Efficiency gain 1 per cent.
* figures for later years an- nounced over the winter
Research
* Pounds 900 million extra for refurbishing labs and replacing obsolete equipment from 1999 to 2002 (This breaks down as Pounds 300 million from the DTI, Pounds 300 million from the Wellcome Trust and Pounds 300 million from the higher education funding councils)
* Pounds 407 million extra for specific research projects, particularly in the life sciences
* Pounds 100 million (from the Wellcome Trust) towards a new high intensity X-ray synchrotron
Further education
* Pounds 338 million extra over two years 1998- 2000
* Pounds 83 million for 1998-99 announced prior to CSR. Efficiency gain 2.75 per cent
* Pounds 255 million announced in CSR. Efficiency gain 1 per cent.
* figures for later years to be announced.
THE UNANSWERED QUESTIONS
How much extra will higher education receive in 2000-01 and 2001-02?
Will the student contribution to higher education funding continue to increase?
Will the government admit that students are funding the expansion of education?
Will universities be required to continue making efficiency gains, thereby cutting the unit of resource year on year?
Can universities look forward to a real terms increase in future?
If the economy goes into recession in the next three years will the government stick to its promises of increased spending on higher education?
How much of the estimated Pounds 1.8 billion "on-paper" savings generated by resource-based accounting and budgeting between 1999 and 2002 will go to higher education?
What is the projected per capita investment in higher education over the next three years?
How much will further education receive in 2000-01 and 2001-02?
Will further education continue to face efficiency gains in these years?
Will further education continue to receive a share of the tuition fees and grants savings from higher education?

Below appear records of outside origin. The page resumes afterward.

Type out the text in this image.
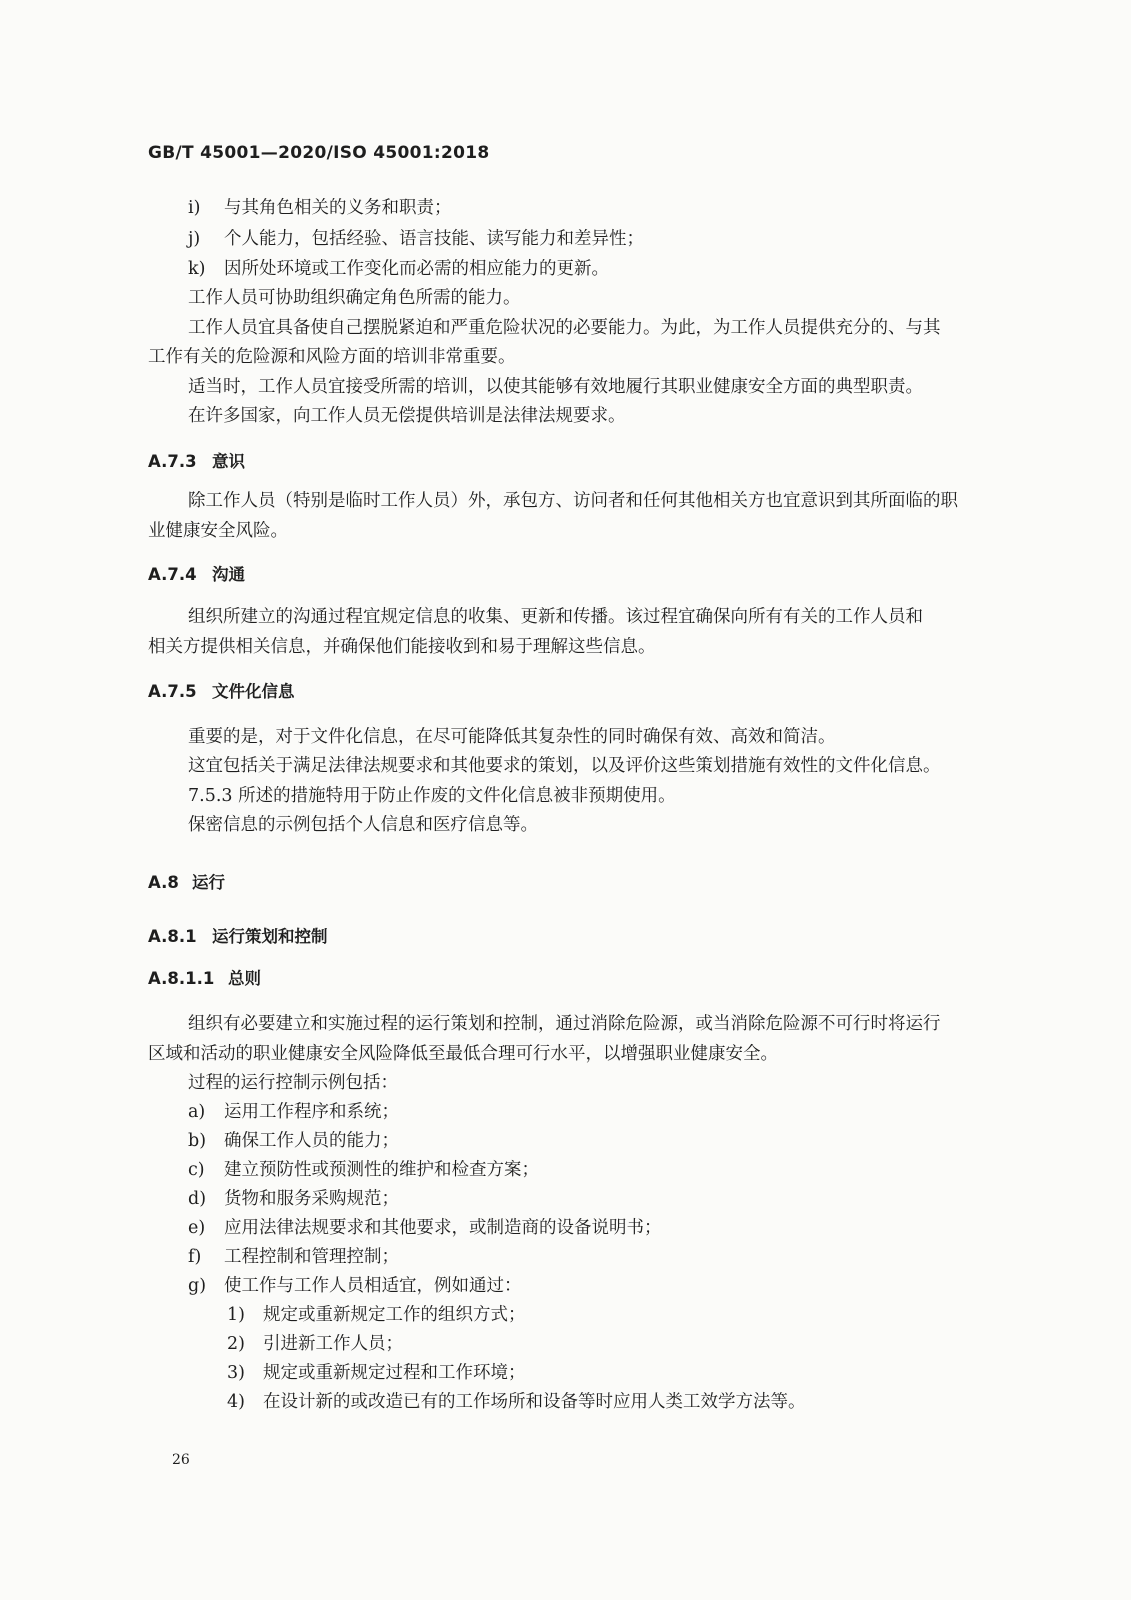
GB/T 45001—2020/ISO 45001:2018
i) 与其角色相关的义务和职责；
j) 个人能力，包括经验、语言技能、读写能力和差异性；
k) 因所处环境或工作变化而必需的相应能力的更新。
工作人员可协助组织确定角色所需的能力。
工作人员宜具备使自己摆脱紧迫和严重危险状况的必要能力。为此，为工作人员提供充分的、与其
工作有关的危险源和风险方面的培训非常重要。
适当时，工作人员宜接受所需的培训，以使其能够有效地履行其职业健康安全方面的典型职责。
在许多国家，向工作人员无偿提供培训是法律法规要求。
A.7.3 意识
除工作人员（特别是临时工作人员）外，承包方、访问者和任何其他相关方也宜意识到其所面临的职
业健康安全风险。
A.7.4 沟通
组织所建立的沟通过程宜规定信息的收集、更新和传播。该过程宜确保向所有有关的工作人员和
相关方提供相关信息，并确保他们能接收到和易于理解这些信息。
A.7.5 文件化信息
重要的是，对于文件化信息，在尽可能降低其复杂性的同时确保有效、高效和简洁。
这宜包括关于满足法律法规要求和其他要求的策划，以及评价这些策划措施有效性的文件化信息。
7.5.3 所述的措施特用于防止作废的文件化信息被非预期使用。
保密信息的示例包括个人信息和医疗信息等。
A.8 运行
A.8.1 运行策划和控制
A.8.1.1 总则
组织有必要建立和实施过程的运行策划和控制，通过消除危险源，或当消除危险源不可行时将运行
区域和活动的职业健康安全风险降低至最低合理可行水平，以增强职业健康安全。
过程的运行控制示例包括：
a) 运用工作程序和系统；
b) 确保工作人员的能力；
c) 建立预防性或预测性的维护和检查方案；
d) 货物和服务采购规范；
e) 应用法律法规要求和其他要求，或制造商的设备说明书；
f) 工程控制和管理控制；
g) 使工作与工作人员相适宜，例如通过：
1) 规定或重新规定工作的组织方式；
2) 引进新工作人员；
3) 规定或重新规定过程和工作环境；
4) 在设计新的或改造已有的工作场所和设备等时应用人类工效学方法等。
26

Will the Treasury check the DFEE's progress against targets for efficiency and reform every quarter? If so does this mean that where once there were annual, now despite talk of three-year allocations in fact the department will only get a quarter's money at a time?
Who is going to do the monitoring and what will it cost?
REACTIONS
Diana Warwick, CVCP chief executive: "We have to take the Prime Minister and the Secretary of State at face value. They are determined to halt the decline and the 1 per cent efficiency gain has been obtained. In that sense we are in a positive upcurve."
David Triesman, general secretary of the Association of University Teachers, said: "With the extra money for research and if they are right about what is going to come in in student fees, we will be edging towards the figures Dearing recommended. We will be in a position to have a far more realistic discussion among higher education players and employers about pay than we have had for some time. "
Paul Mackney, general secretary of the National Association of Teachers in Further and Higher Education, said: "This is a start on the road to recovery for cash-strapped colleges and universities. The education secretary's announcement offers the prospect of a better deal for students."
A spokesman for the National Union of Students said: "We are very impressed, particularly by the extra money for further education."
Brian Fender, chief executive of the Higher Education Funding Council for England said the outcome of the comprehensive spending review would allow it to build on this year's improved funding base and ensure higher education remained competitive.
Kate Barker, chief economic adviser at the Confederation of British Industry, said: "We should target resources to get maximum return, an improvement in standards and skills."